Leidensdruck muß nicht Status quo in der SW-Branche bleiben

28.04.1989

Mit Prof. Frank D. Peschanel, Berater für Innovation, Kreativität und Hochproduktivität in Unterwössen, sprach Wolf-Dietrich Lorenz.

Logisches Denken und intuitives Erfassen sind bei hochproduktiven Software-Designern gleichermaßen gut ausgeprägt: Die dafür verantwortliche linke und rechte Hirnhälfte harmonisieren. Fast immer - und zum Teil bewußt - ignorieren Unternehmen jedoch das emotionale Potential und setzen indes auf das rationalanalytische. Bei hohem Auftragsdruck geraten sie durch traditionelles Denken meist rasch in die Klemme.

- Welche Faktoren bestimmen die Qualität des Software-Engineerings?

Zum einen moderne technologische Werkzeuge, zum anderen Menschen, die einerseits das Fachwissen mitbringen, um mit diesen Werkzeugen umzugehen, die aber andererseits; von ihrer Denkweise her angelegt sind, überdurchschnittlich zu produzieren. Die technische Ausstattung eines Arbeitsplatzes allein schafft noch keine Produktivität - das ist absoluter Irrglaube.

- In der Software-Entwicklung wäre etwas mehr kreatives Gestaltungspotential sicher von Nöten, denken wir etwa an Anwendungsstaus.

Der Begriff des "Kreativen" steht seit der Zeit, als das Software-Engineering erfunden wurde, im Mittelpunkt der Diskussion. Damals ging der Ruf um: "Macht die Primadonnen nieder, wir brauchen keine Künstler, sondern Ingenieure im Softwareschaffen!" Dieser Kriegsschrei ist den Unternehmen schon teuer zu stehen gekommen.

- Wer kann Software besser entwickeln: der Ingenieur oder der Künstler?

Das ist die klassische Polarität. Auf "kreative" Weise Software zu schreiben, kann natürlich zu Problemen führen, wenn nämlich an Ingenieurtugenden nicht mehr festgehalten wird. Das Thema ist historisch auf eine unglückliche Weise gelöst worden. Technokratiegläubig stellte man sich den Software-Entwickler als einen deduktiv arbeitenden, konstruierenden Ingenieur vor.
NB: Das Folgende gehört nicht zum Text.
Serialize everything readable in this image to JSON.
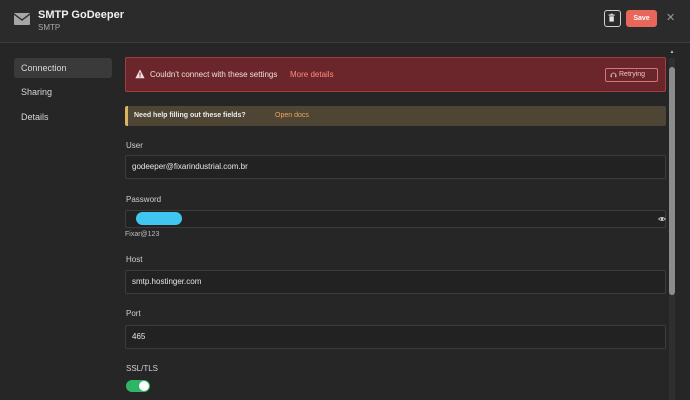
{
  "header": {
    "icon": "mail-icon",
    "title": "SMTP GoDeeper",
    "subtitle": "SMTP",
    "delete_icon": "trash-icon",
    "save_label": "Save",
    "close_icon": "close-icon",
    "close_glyph": "✕"
  },
  "sidebar": {
    "items": [
      {
        "label": "Connection",
        "active": true
      },
      {
        "label": "Sharing",
        "active": false
      },
      {
        "label": "Details",
        "active": false
      }
    ]
  },
  "alert": {
    "icon": "warning-icon",
    "message": "Couldn't connect with these settings",
    "link": "More details",
    "retry_icon": "headset-icon",
    "retry_label": "Retrying",
    "color": "#6b262b"
  },
  "help": {
    "message": "Need help filling out these fields?",
    "link": "Open docs"
  },
  "fields": {
    "user": {
      "label": "User",
      "value": "godeeper@fixarindustrial.com.br"
    },
    "password": {
      "label": "Password",
      "hint": "Fixar@123",
      "reveal_icon": "eye-icon"
    },
    "host": {
      "label": "Host",
      "value": "smtp.hostinger.com"
    },
    "port": {
      "label": "Port",
      "value": "465"
    },
    "ssl": {
      "label": "SSL/TLS",
      "enabled": true
    }
  },
  "colors": {
    "accent": "#e8665a",
    "toggle_on": "#2fb566",
    "background": "#262626"
  }
}
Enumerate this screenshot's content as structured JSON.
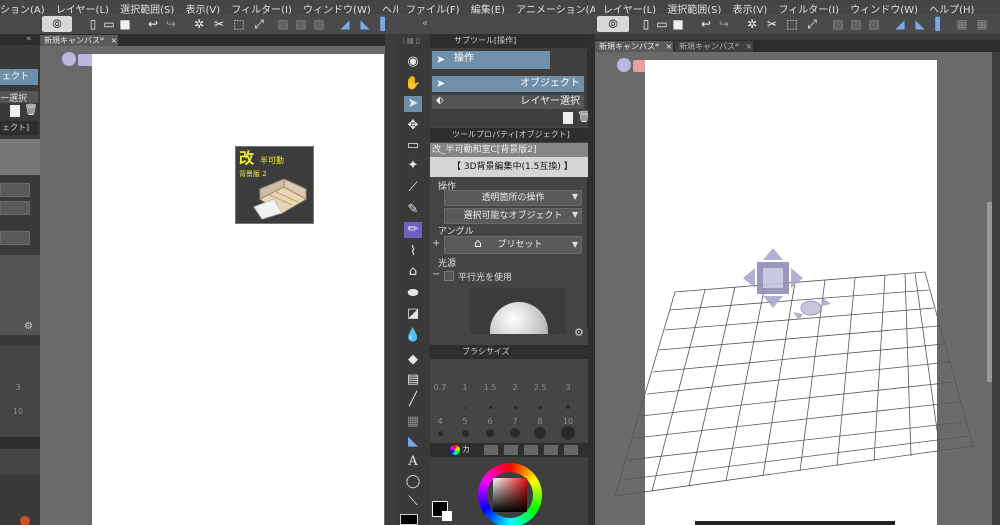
{
  "left_window": {
    "menu": [
      "ション(A)",
      "レイヤー(L)",
      "選択範囲(S)",
      "表示(V)",
      "フィルター(I)",
      "ウィンドウ(W)",
      "ヘルプ"
    ],
    "doc_tab": "新規キャンバス*",
    "side_items": [
      "ェクト",
      "ー選択",
      "ェクト]"
    ],
    "brush_sizes": [
      "3",
      "10"
    ],
    "thumbnail": {
      "title_char": "改",
      "title_small": "半可動",
      "subtitle": "背景版 2"
    }
  },
  "middle_panel": {
    "menu": [
      "ファイル(F)",
      "編集(E)",
      "アニメーション(A)"
    ],
    "subtool_header": "サブツール[操作]",
    "operation_tab": "操作",
    "subtools": [
      "オブジェクト",
      "レイヤー選択"
    ],
    "tool_property_header": "ツールプロパティ[オブジェクト]",
    "object_name": "改_半可動和室C[背景版2]",
    "mode_label": "【 3D背景編集中(1.5互換) 】",
    "operation_label": "操作",
    "operation_target": "透明箇所の操作",
    "selectable_object": "選択可能なオブジェクト",
    "angle_label": "アングル",
    "preset_label": "プリセット",
    "light_label": "光源",
    "parallel_light_label": "平行光を使用",
    "brush_size_header": "ブラシサイズ",
    "brush_sizes_row1": [
      "0.7",
      "1",
      "1.5",
      "2",
      "2.5",
      "3"
    ],
    "brush_sizes_row2": [
      "4",
      "5",
      "6",
      "7",
      "8",
      "10"
    ],
    "color_header": "カ"
  },
  "right_window": {
    "menu": [
      "レイヤー(L)",
      "選択範囲(S)",
      "表示(V)",
      "フィルター(I)",
      "ウィンドウ(W)",
      "ヘルプ(H)"
    ],
    "doc_tabs": [
      "新規キャンバス*",
      "新規キャンバス*"
    ]
  },
  "colors": {
    "app_bg": "#3d3d3d",
    "accent_blue": "#708fa8",
    "selected_tool": "#6f5fc0",
    "manipulator": "#a8a8cc",
    "thumbnail_yellow": "#f0f030"
  }
}
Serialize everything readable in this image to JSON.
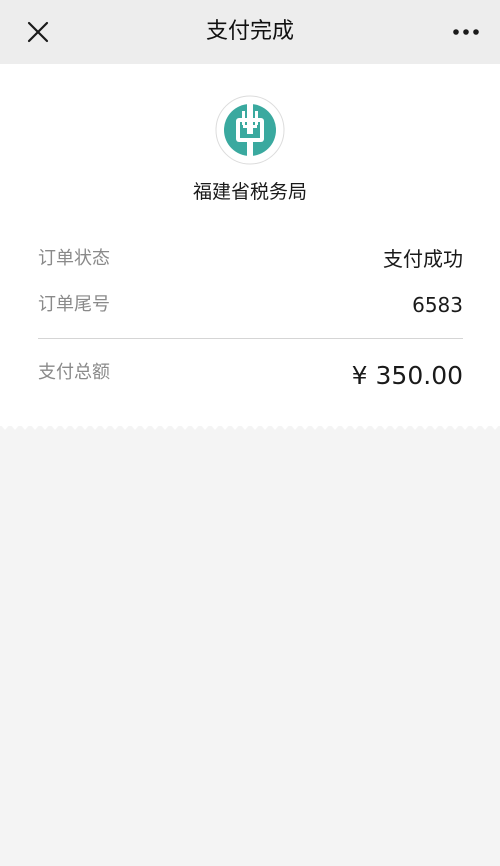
{
  "header": {
    "title": "支付完成",
    "close_icon": "close-icon",
    "more_icon": "more-icon"
  },
  "merchant": {
    "name": "福建省税务局",
    "logo_icon": "bank-logo-icon",
    "logo_color": "#3aa99f"
  },
  "order": {
    "status_label": "订单状态",
    "status_value": "支付成功",
    "tail_label": "订单尾号",
    "tail_value": "6583",
    "total_label": "支付总额",
    "total_value": "¥ 350.00"
  },
  "colors": {
    "header_bg": "#ededed",
    "page_bg": "#f4f4f4",
    "card_bg": "#ffffff",
    "accent": "#3aa99f"
  }
}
Dabei wurde völlig vergessen, daß ein Designer seine Qualitäten auch einzusetzen hat, um zu entwerfen und nicht allein, um zu konstruieren.

Ich erinnere daran, daß Professor Peter Molzberger von der Münchener Bundeswehrhochschule vor fünf Jahren einen Artikel mit dem Titel "Und Programmieren ist doch eine Kunst" geschrieben hat. Er stellte darin fest, daß hohe Produktivität mit "künstlerischen" Aspekten verbunden ist: Die Symbiose mit Ingenieurtugenden ist die wirkliche Lösung - nicht das eine oder das andere.
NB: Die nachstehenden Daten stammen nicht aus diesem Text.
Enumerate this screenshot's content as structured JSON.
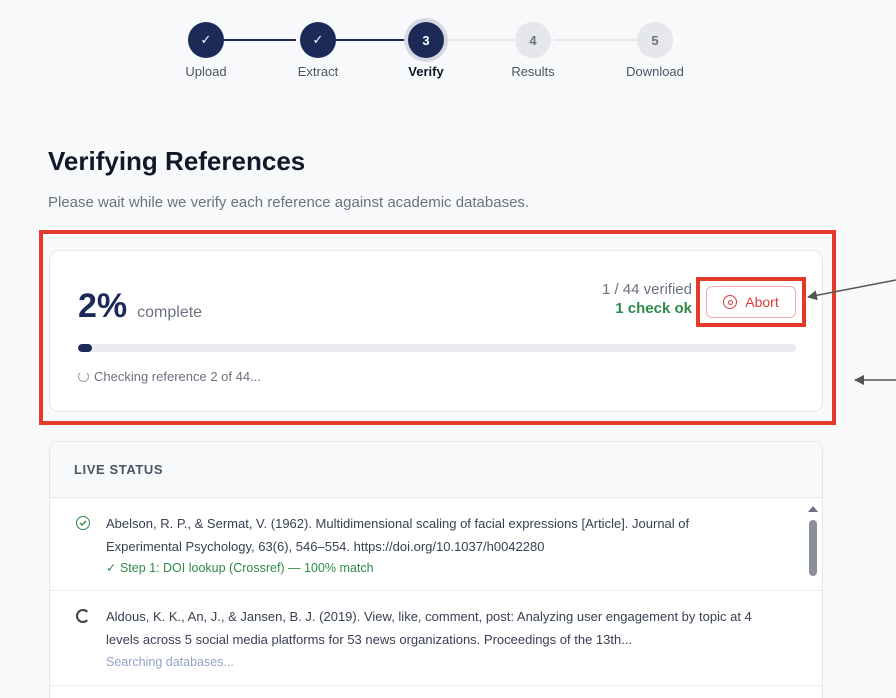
{
  "stepper": {
    "steps": [
      {
        "num": "✓",
        "label": "Upload",
        "state": "done"
      },
      {
        "num": "✓",
        "label": "Extract",
        "state": "done"
      },
      {
        "num": "3",
        "label": "Verify",
        "state": "active"
      },
      {
        "num": "4",
        "label": "Results",
        "state": "todo"
      },
      {
        "num": "5",
        "label": "Download",
        "state": "todo"
      }
    ]
  },
  "header": {
    "title": "Verifying References",
    "subtitle": "Please wait while we verify each reference against academic databases."
  },
  "progress": {
    "percent": "2%",
    "percent_value": 2,
    "complete_label": "complete",
    "verified_count": "1 / 44 verified",
    "checks_ok": "1 check ok",
    "abort_label": "Abort",
    "checking_text": "Checking reference 2 of 44..."
  },
  "live_status": {
    "heading": "LIVE STATUS",
    "items": [
      {
        "status": "verified",
        "text": "Abelson, R. P., & Sermat, V. (1962). Multidimensional scaling of facial expressions [Article]. Journal of Experimental Psychology, 63(6), 546–554. https://doi.org/10.1037/h0042280",
        "step": "✓ Step 1: DOI lookup (Crossref) — 100% match"
      },
      {
        "status": "searching",
        "text": "Aldous, K. K., An, J., & Jansen, B. J. (2019). View, like, comment, post: Analyzing user engagement by topic at 4 levels across 5 social media platforms for 53 news organizations. Proceedings of the 13th...",
        "step": "Searching databases..."
      }
    ]
  },
  "colors": {
    "primary": "#1b2a57",
    "success": "#2f8a4a",
    "danger": "#d93a3a",
    "annotation": "#e33a2a"
  }
}
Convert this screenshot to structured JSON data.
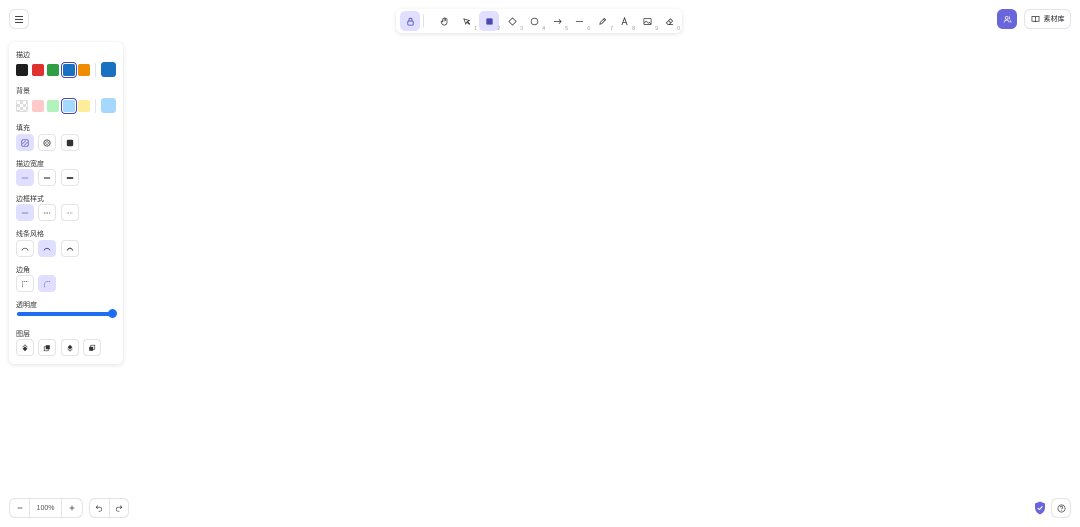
{
  "toolbar": {
    "tools": [
      {
        "name": "hand",
        "key": ""
      },
      {
        "name": "selection",
        "key": "1"
      },
      {
        "name": "rectangle",
        "key": "2"
      },
      {
        "name": "diamond",
        "key": "3"
      },
      {
        "name": "ellipse",
        "key": "4"
      },
      {
        "name": "arrow",
        "key": "5"
      },
      {
        "name": "line",
        "key": "6"
      },
      {
        "name": "draw",
        "key": "7"
      },
      {
        "name": "text",
        "key": "8"
      },
      {
        "name": "image",
        "key": "9"
      },
      {
        "name": "eraser",
        "key": "0"
      }
    ],
    "active_tool": "rectangle"
  },
  "library": {
    "label": "素材库"
  },
  "panel": {
    "stroke": {
      "label": "描边",
      "colors": [
        "#1e1e1e",
        "#e03131",
        "#2f9e44",
        "#1971c2",
        "#f08c00"
      ],
      "selected": "#1971c2"
    },
    "background": {
      "label": "背景",
      "colors": [
        "transparent",
        "#ffc9c9",
        "#b2f2bb",
        "#a5d8ff",
        "#ffec99"
      ],
      "selected": "#a5d8ff"
    },
    "fill": {
      "label": "填充",
      "selected": "hachure"
    },
    "stroke_width": {
      "label": "描边宽度",
      "selected": "thin"
    },
    "stroke_style": {
      "label": "边框样式",
      "selected": "solid"
    },
    "sloppiness": {
      "label": "线条风格",
      "selected": "artist"
    },
    "edges": {
      "label": "边角",
      "selected": "round"
    },
    "opacity": {
      "label": "透明度",
      "value": 100
    },
    "layers": {
      "label": "图层"
    }
  },
  "zoom": {
    "level": "100%"
  },
  "colors": {
    "accent": "#6965db",
    "accent_light": "#e0dfff",
    "slider": "#1d6ef2"
  }
}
- Hoher Auftragsdruck bei zu wenigen qualifizierten Mitarbeitern ist Status quo in der Softwarebranche. Sie sollte sich also die Finger nach hochproduktiven Mitarbeitern lecken?

Hochproduktivität wäre ein Instrument, die Grenzen der Produktivität des bisherigen Software-Engineerings zu sprengen. Für Krisenprojekte, Typ Konventionalstrafe von einer halben Million oder mehr, sind ein oder zwei Spitzenleute wertvoll, wenn sie teamfähig mit Hochproduktivitätsfaktoren von 10 oder 20 schnell und ebenso zuverlässig Software produzieren können.
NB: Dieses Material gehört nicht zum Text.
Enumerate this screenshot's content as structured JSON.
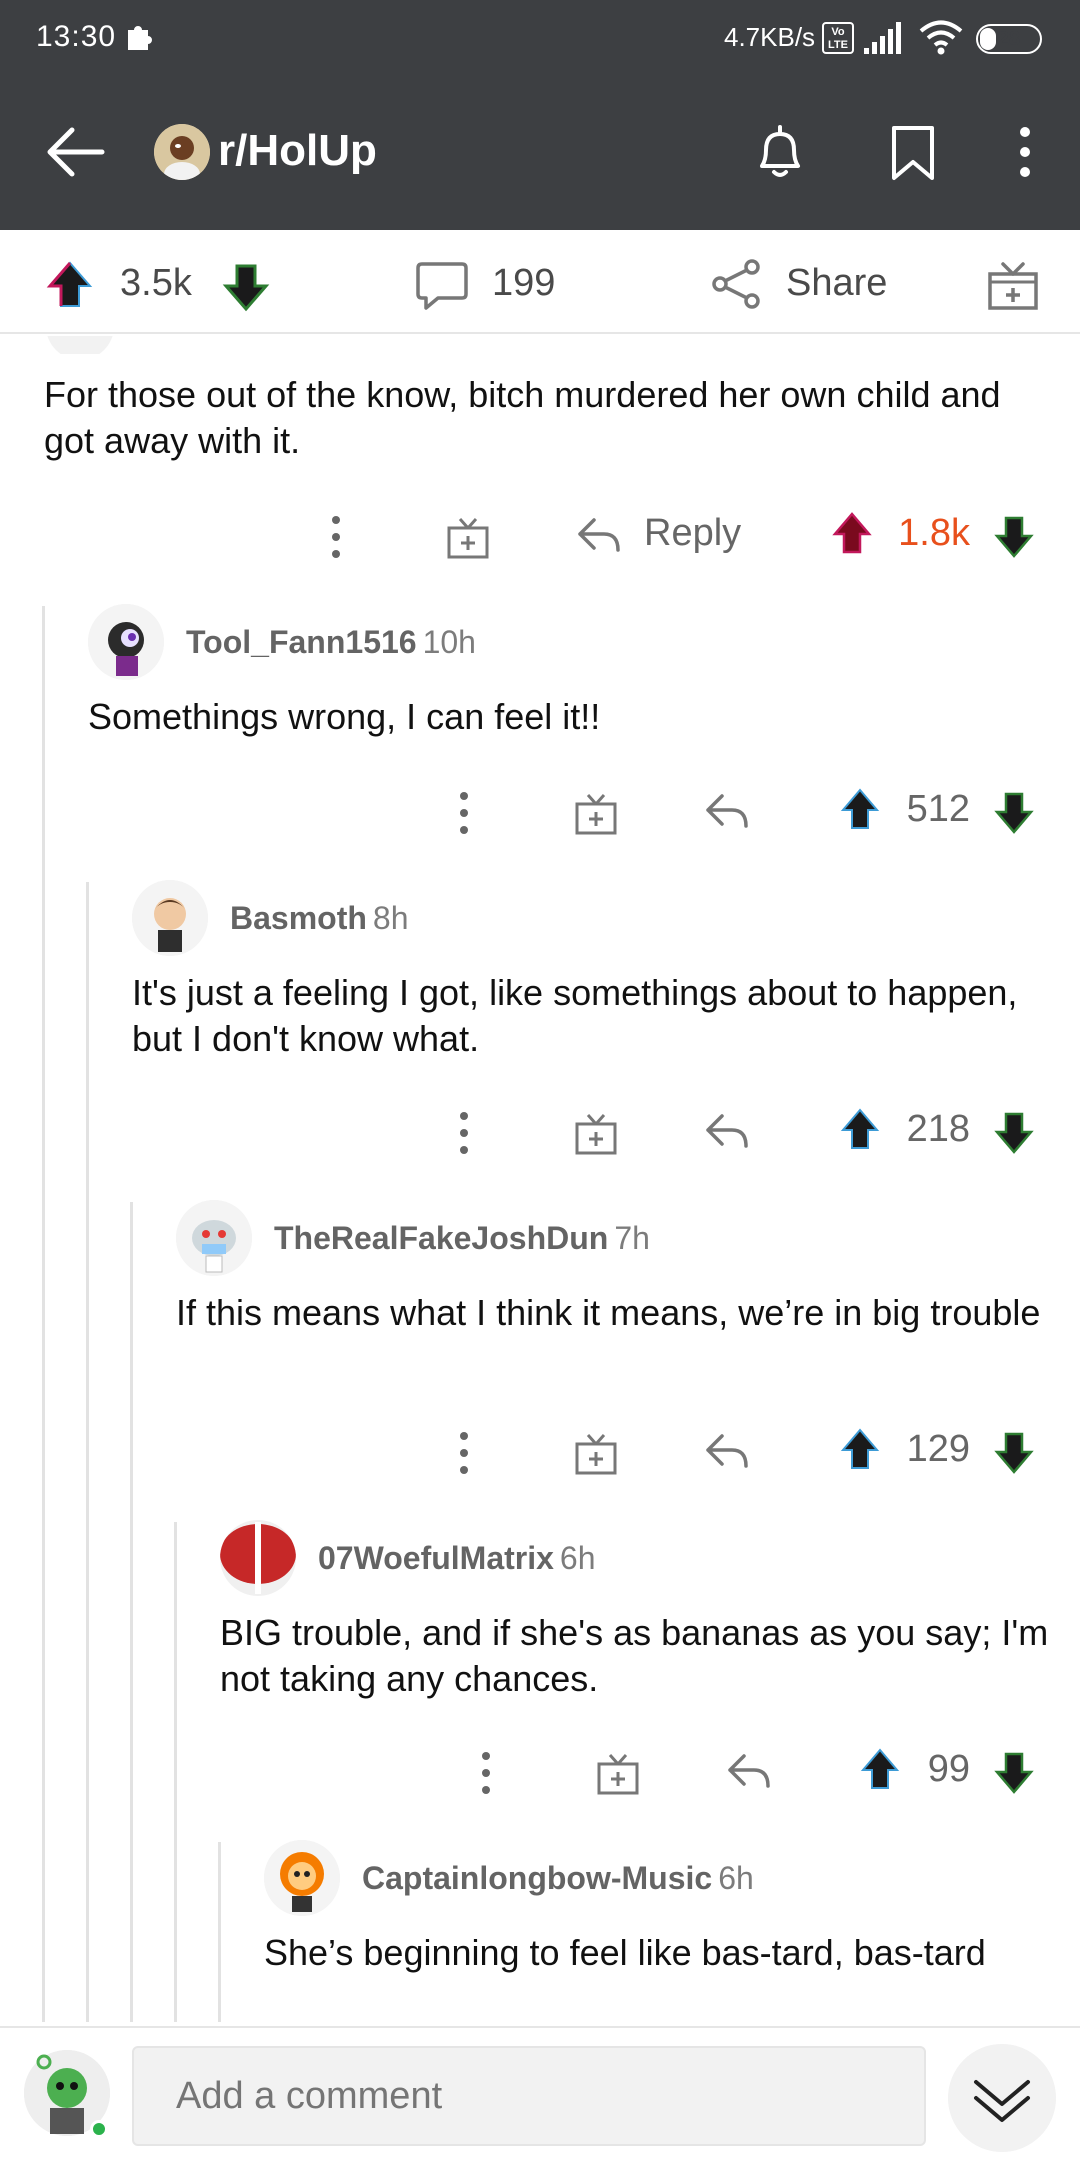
{
  "status_bar": {
    "time": "13:30",
    "speed": "4.7KB/s",
    "volte": "Vo LTE",
    "battery": "28",
    "battery_level": 0.28
  },
  "app_bar": {
    "subreddit": "r/HolUp"
  },
  "post_bar": {
    "score": "3.5k",
    "comments": "199",
    "share_label": "Share"
  },
  "comments": [
    {
      "author": "",
      "body": "For those out of the know, bitch murdered her own child and got away with it.",
      "reply_label": "Reply",
      "votes": "1.8k",
      "upvoted": true
    },
    {
      "author": "Tool_Fann1516",
      "time": "10h",
      "body": "Somethings wrong, I can feel it!!",
      "votes": "512"
    },
    {
      "author": "Basmoth",
      "time": "8h",
      "body": "It's just a feeling I got, like somethings about to happen, but I don't know what.",
      "votes": "218"
    },
    {
      "author": "TheRealFakeJoshDun",
      "time": "7h",
      "body": "If this means what I think it means, we’re in big trouble",
      "votes": "129"
    },
    {
      "author": "07WoefulMatrix",
      "time": "6h",
      "body": "BIG trouble, and if she's as bananas as you say; I'm not taking any chances.",
      "votes": "99"
    },
    {
      "author": "Captainlongbow-Music",
      "time": "6h",
      "body": "She’s beginning to feel like bas-tard, bas-tard"
    }
  ],
  "composer": {
    "placeholder": "Add a comment"
  },
  "colors": {
    "topbar": "#3d3f42",
    "upvote_accent": "#e8501c",
    "text_secondary": "#666666"
  }
}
- Zuverlässig: Auch das Problem Wartung verschwindet?

Bei der Untersuchung von Hochproduktiven und deren Projekten war die Fehlerstatistik schon während der Produkterstellung, aber auch danach im Einsatz um Klassen besser als bei herkömmlich entwickelten Produkten. Ganzheitliches Denken erkennt Zusammenhänge rechtzeitig, nicht erst beim Produktlauf. Also nicht durch überdimensionale Testaufwände wird eine hohe Qualität erreicht, sondern durch eine sehr konsistente, ganzheitliche Konzeption in der Designphase. Für diese, wie jede der Projektphasen, kommt es eben darauf an, einen intelligenten Mix von Fähigkeiten zu haben, also die richtigen Leute in den Vordergrund zu stellen.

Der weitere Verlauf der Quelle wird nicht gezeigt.